On Thursday, Shell released a pledge and rough plan to shrink its carbon footprint to net-zero by 2050 in an attempt to meet the goals of the Paris Agreement.
It said it will shift its business to produce more clean energy and more biofuels (which are problematic), and help its customers, like major airline companies, to decrease their carbon impacts. By 2035, it plans to reduce its net carbon footprint 30 percent by 2035 and 65 percent by 2050, offsetting the rest to get to net-zero. Sounds nice but it’s totally inadequate.
Does this mean Shell will halt all further drilling for fossil fuels? No, of course not. Shell says that “society will continue to need some energy products that create emissions for the foreseeable future.” Of course, the climate crisis, which fossil fuels have largely created, threatens the very existence of human society. But don’t worry—Shell will be focused on the good fossil fuel: natural gas!

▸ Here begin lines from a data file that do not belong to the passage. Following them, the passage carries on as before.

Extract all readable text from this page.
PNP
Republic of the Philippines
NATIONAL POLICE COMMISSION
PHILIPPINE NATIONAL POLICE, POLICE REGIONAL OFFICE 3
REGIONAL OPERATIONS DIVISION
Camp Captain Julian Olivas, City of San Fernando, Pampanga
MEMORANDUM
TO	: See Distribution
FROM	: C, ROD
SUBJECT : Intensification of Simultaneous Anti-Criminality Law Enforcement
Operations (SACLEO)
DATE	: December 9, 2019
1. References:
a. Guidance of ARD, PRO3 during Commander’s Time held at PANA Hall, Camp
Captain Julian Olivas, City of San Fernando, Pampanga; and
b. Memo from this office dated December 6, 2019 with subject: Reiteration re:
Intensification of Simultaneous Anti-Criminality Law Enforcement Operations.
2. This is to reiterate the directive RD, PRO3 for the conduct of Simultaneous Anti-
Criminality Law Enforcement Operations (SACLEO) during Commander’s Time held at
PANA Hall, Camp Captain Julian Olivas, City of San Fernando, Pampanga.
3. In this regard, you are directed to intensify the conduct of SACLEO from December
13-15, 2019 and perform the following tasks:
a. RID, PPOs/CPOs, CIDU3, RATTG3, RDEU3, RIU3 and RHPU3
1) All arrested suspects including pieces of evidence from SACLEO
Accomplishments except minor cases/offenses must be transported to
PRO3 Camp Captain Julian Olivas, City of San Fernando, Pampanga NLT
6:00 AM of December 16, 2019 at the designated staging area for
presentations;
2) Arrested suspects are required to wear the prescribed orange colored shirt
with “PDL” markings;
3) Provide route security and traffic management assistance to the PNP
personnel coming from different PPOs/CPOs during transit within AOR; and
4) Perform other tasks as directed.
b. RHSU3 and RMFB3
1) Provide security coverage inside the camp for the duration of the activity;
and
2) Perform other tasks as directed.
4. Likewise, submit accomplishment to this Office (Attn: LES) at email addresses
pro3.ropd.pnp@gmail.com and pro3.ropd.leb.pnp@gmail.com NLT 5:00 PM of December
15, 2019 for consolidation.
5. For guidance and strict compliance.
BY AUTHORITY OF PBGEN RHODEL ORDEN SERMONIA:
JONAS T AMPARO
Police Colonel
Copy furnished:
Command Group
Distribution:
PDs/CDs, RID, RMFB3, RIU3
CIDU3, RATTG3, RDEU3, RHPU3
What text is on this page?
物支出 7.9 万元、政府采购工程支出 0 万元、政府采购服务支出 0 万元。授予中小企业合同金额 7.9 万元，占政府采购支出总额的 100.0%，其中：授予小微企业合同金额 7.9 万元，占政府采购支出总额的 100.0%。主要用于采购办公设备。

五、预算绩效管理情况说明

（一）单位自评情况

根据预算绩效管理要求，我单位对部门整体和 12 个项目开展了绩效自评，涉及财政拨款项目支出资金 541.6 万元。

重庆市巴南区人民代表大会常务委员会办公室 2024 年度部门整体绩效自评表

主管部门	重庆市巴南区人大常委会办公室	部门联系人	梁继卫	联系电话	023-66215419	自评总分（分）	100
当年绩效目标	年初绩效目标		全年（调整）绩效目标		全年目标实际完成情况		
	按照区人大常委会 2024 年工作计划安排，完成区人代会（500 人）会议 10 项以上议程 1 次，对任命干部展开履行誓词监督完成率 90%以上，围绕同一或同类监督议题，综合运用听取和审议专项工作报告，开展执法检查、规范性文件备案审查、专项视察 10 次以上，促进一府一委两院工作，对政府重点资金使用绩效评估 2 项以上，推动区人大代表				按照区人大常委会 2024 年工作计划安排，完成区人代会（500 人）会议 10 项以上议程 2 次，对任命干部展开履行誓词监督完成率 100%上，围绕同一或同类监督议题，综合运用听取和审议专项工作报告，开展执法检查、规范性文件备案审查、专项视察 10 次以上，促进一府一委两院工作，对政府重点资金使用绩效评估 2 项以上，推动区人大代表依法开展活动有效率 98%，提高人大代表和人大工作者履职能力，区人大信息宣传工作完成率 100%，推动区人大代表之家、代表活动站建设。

As part of its announcement, the company called it “vital to building a sustainable energy future, especially in power generation.” It’s true that natural gas does emit less carbon than coal. But it still emits carbon. In 2019, it was the number one contributor to the growth in U.S. carbon emissions. When gas infrastructure leaks, it also emits methane, a greenhouse gas 80 times more potent than carbon in terms of global heating. This is a huge problem—in fact, recent research found that energy firms are emitting 25 to 40 percent more methane than previously thought. Yet Shell’s new pledge makes no mention of the problem of methane emissions.
The plan to cut carbon emissions is pretty weak, too. The company plans to offset its own carbon emissions by trapping them with new carbon capture and storage technologies. Except those technologies haven’t been shown to work at scale. It also talks about using “natural solutions,” like tree planting, which is also not great.

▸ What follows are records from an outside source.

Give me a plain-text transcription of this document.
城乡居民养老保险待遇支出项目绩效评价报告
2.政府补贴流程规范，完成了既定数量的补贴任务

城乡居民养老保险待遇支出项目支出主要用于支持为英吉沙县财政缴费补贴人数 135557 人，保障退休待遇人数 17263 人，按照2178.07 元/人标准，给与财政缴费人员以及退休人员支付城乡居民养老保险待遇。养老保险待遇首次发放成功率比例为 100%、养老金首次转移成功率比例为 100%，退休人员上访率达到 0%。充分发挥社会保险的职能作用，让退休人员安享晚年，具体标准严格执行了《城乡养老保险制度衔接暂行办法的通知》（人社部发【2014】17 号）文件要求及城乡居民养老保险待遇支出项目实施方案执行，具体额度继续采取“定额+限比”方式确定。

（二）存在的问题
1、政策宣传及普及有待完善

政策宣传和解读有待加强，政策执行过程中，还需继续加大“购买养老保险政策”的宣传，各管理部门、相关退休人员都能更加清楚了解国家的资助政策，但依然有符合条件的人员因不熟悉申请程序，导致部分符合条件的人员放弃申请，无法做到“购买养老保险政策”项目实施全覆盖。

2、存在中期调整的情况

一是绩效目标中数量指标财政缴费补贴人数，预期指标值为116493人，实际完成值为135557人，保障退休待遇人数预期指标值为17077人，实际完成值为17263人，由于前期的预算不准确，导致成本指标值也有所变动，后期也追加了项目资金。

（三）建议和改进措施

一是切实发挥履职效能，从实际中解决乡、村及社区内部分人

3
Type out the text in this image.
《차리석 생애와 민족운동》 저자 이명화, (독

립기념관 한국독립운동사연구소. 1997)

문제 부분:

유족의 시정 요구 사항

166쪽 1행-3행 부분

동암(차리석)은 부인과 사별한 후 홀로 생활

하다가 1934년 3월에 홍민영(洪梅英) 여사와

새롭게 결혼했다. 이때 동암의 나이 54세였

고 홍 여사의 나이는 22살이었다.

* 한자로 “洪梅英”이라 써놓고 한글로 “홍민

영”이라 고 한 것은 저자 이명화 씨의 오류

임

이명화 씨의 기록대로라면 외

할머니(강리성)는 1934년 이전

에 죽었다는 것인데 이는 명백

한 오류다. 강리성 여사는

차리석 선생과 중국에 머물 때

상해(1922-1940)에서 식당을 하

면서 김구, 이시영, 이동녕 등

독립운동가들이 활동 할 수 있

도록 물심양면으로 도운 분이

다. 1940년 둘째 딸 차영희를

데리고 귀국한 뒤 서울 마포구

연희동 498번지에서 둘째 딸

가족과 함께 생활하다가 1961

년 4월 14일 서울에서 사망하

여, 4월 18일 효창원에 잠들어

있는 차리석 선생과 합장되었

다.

Don’t get me wrong, trees are great, and tree planting will almost certainly play a role in lowering greenhouse gas emissions. But forest offset programs can also be horrifyingly unjust by displacing people from their homes in order to make room to plant. Plus, if Shell really cares about trees, shouldn’t it commit to stop drillingfor oil in the Amazon rainforest—one of the world’s largest carbon sinks? Shell executives know all that drilling doesn’t go aroundthe trees, right? Those trees get chopped down, destroying the homes of indigenous communities and rich, biodiverse ecosystems in the process.
The company’s new climate pledge also explicitly excludes its “chemical” business, which is a sly way of ignoring all the plastic made from fossil fuel byproducts. Energy giants such as Shell are ramping up their plastic production. If growth trends continue, by 2050, plastic will make up 20 percent of the world’s oil consumption, and conservative predictions show that plastic production and incineration will produce some 600 coal plants-worth of greenhouses gases. Not including plastic in its plan to get to net-zero is a huge oversight.
There’s a less complicated way for other oil companies to cut their emissions in line with the Paris Agreement. If Shell really wants to become environmentally sustainable, they could simply stop producing fossil-based energy. It is the single most important way we can draw down global carbon emissions. Shell executives, once y’all are ready to do that—even if it hurts your bottom line—then we can talk.